Activists made a lot of headlines in 2014. But they might have done better in the market if they had just kept their mouths shut.

According to Hedge Fund Review, the average activist hedge fund returned a little less than 5% last year. That’s less than half of what the average pacifist investor got. If you put your money in the S&P 500 and let it sit there for the entirety of 2014, your portfolio would have gone up 12%. No proxy fights needed.

Of course, activists will argue that stocks went up in part because they were agitating for change. But still, if you give five percentage points of gain from the S&P to the activists, that still leaves the silent majority of investors with a seven-point gain.

The 5% gain is a letdown from the previous year’s 16% return for activists, but even that gain trailed the market in 2013, which was up 30%. Activists outperformed their hedge fund peers in both 2014 and 2013, but given how poorly hedge funds have done in general, that’s a pretty low bar.

That being said, some activists did quite well in 2014. Bill Ackman’s hedge fund Pershing Square was up more than 30%, handily beating the market. But much of that gain came from teaming up with Valeant on a hostile bid to take over rival drug company Allergan. That bid failed when Allergan agreed to be acquired by another competitor, Activas. Still, Ackman walked away from the deal with a $2 billion gain.

Jeff Smith won a fight to turn over the entire board and top management of Darden Restaurants. Darden’s stock (DRI) is up 35% in the past six months. Shares of Microsoft (MSFT) are up 33% in the year since value investor ValueAct won a seat on its board.
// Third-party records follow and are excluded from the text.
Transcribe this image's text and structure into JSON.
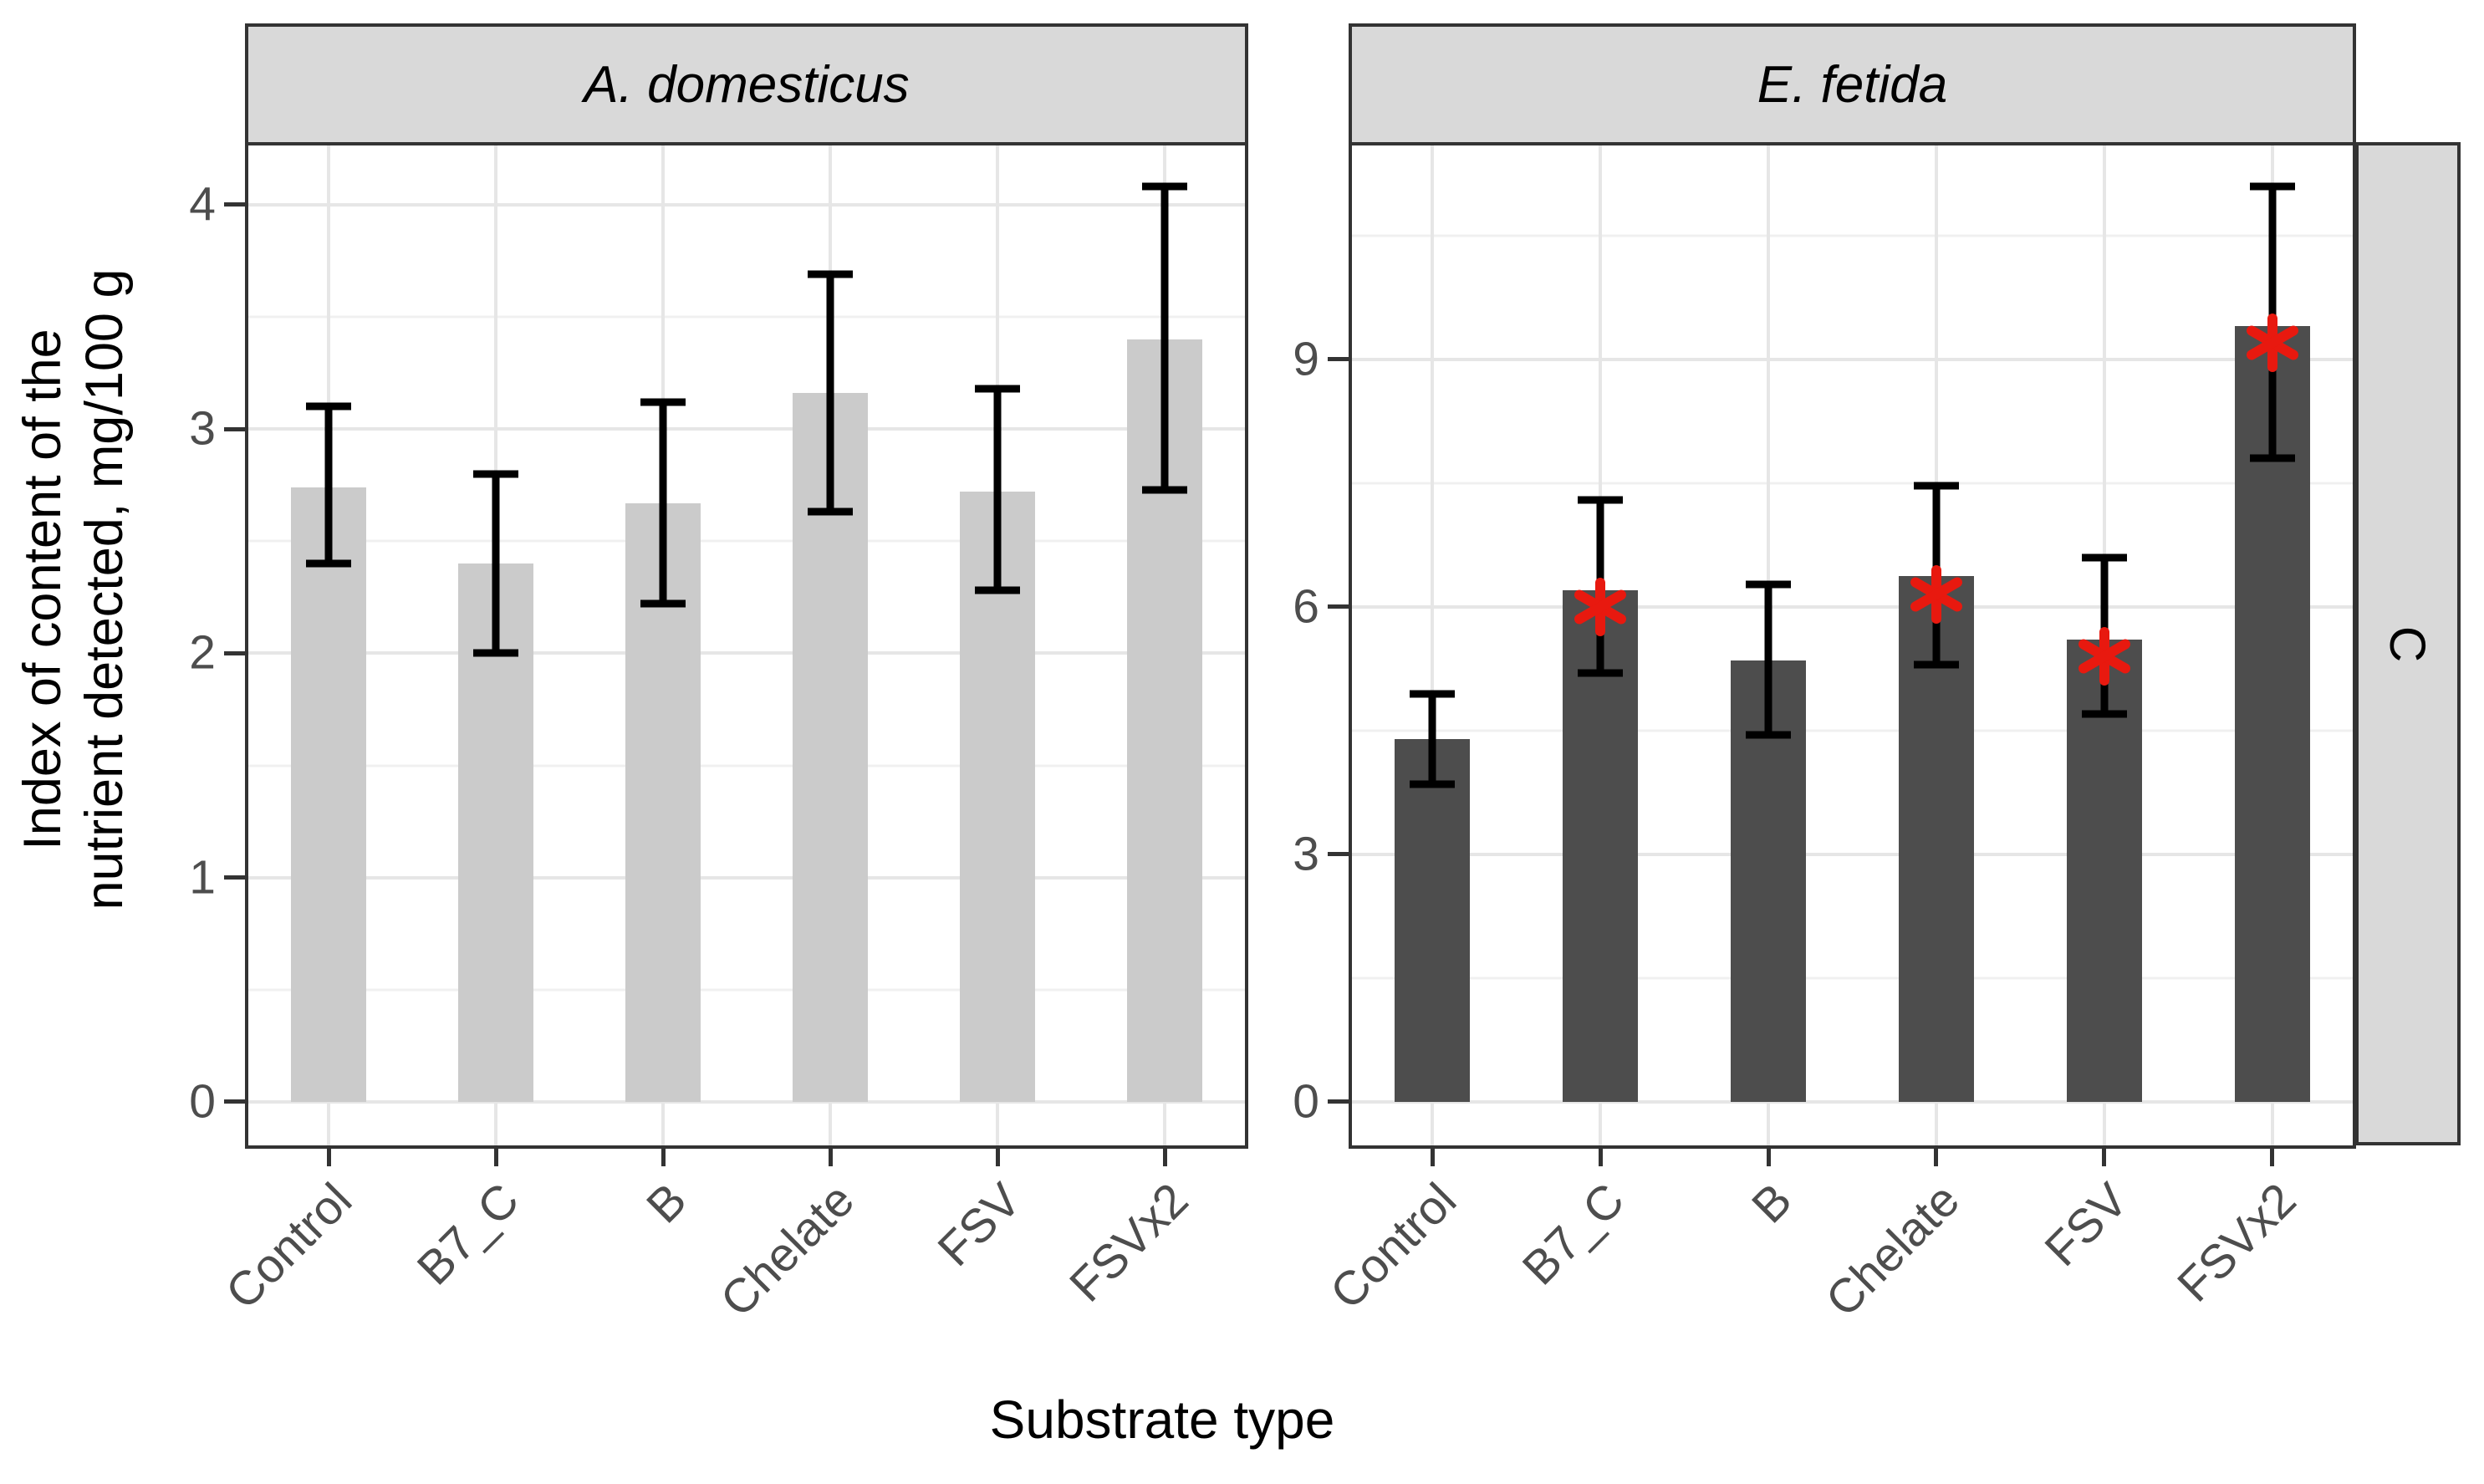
{
  "chart_data": {
    "type": "bar",
    "title": "",
    "xlabel": "Substrate type",
    "ylabel": "Index of content of the nutrient detected, mg/100 g",
    "ylabel_lines": [
      "Index of content of the",
      "nutrient detected, mg/100 g"
    ],
    "categories": [
      "Control",
      "B7_C",
      "B",
      "Chelate",
      "FSV",
      "FSVx2"
    ],
    "facet_row_label": "C",
    "legend": false,
    "grid": true,
    "error_bar_color": "#000000",
    "sig_marker": "*",
    "sig_color": "#e8190f",
    "panels": [
      {
        "facet": "A. domesticus",
        "bar_color": "#cbcbcb",
        "ylim": [
          -0.194,
          4.279
        ],
        "yticks": [
          0,
          1,
          2,
          3,
          4
        ],
        "values": [
          2.74,
          2.4,
          2.67,
          3.16,
          2.72,
          3.4
        ],
        "err_low": [
          2.4,
          2.0,
          2.22,
          2.63,
          2.28,
          2.73
        ],
        "err_high": [
          3.1,
          2.8,
          3.12,
          3.69,
          3.18,
          4.08
        ],
        "sig": [
          null,
          null,
          null,
          null,
          null,
          null
        ]
      },
      {
        "facet": "E. fetida",
        "bar_color": "#4d4d4d",
        "ylim": [
          -0.527,
          11.634
        ],
        "yticks": [
          0,
          3,
          6,
          9
        ],
        "values": [
          4.4,
          6.2,
          5.35,
          6.37,
          5.6,
          9.4
        ],
        "err_low": [
          3.85,
          5.2,
          4.45,
          5.3,
          4.7,
          7.8
        ],
        "err_high": [
          4.95,
          7.3,
          6.27,
          7.47,
          6.6,
          11.1
        ],
        "sig": [
          null,
          6.0,
          null,
          6.15,
          5.4,
          9.2
        ]
      }
    ]
  },
  "colors": {
    "panel_background": "#ffffff",
    "panel_border": "#333333",
    "strip_background": "#d9d9d9",
    "grid_major": "#e6e6e6",
    "grid_minor": "#f0f0f0",
    "tick_mark": "#333333",
    "tick_label": "#4d4d4d",
    "text": "#000000"
  }
}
But a number of activists scored big wins in their campaigns to make their target companies do what they wanted, and yet that didn’t seem to translate into impressive investment performance. For instance, Carl Icahn won a number of his activist campaigns in 2014. He landed board seats at Hertz and convinced eBay to spin out Paypal. Yet shares of Icahn Enterprises (IEP) are down 20%.

Part of the underwhelming performance may have to do with fees, which, as with all hedge funds, are high. If you didn’t invest directly in the activist hedge funds but instead put your money in some of their deals, you could have done quite well. The 13D Activist Fund, which buys stakes in companies that activists have targeted based on public filings and goes for the ride, was up 15% in 2014, beating the market. So, it looks like the best way to make money off activist investing is to do it passively.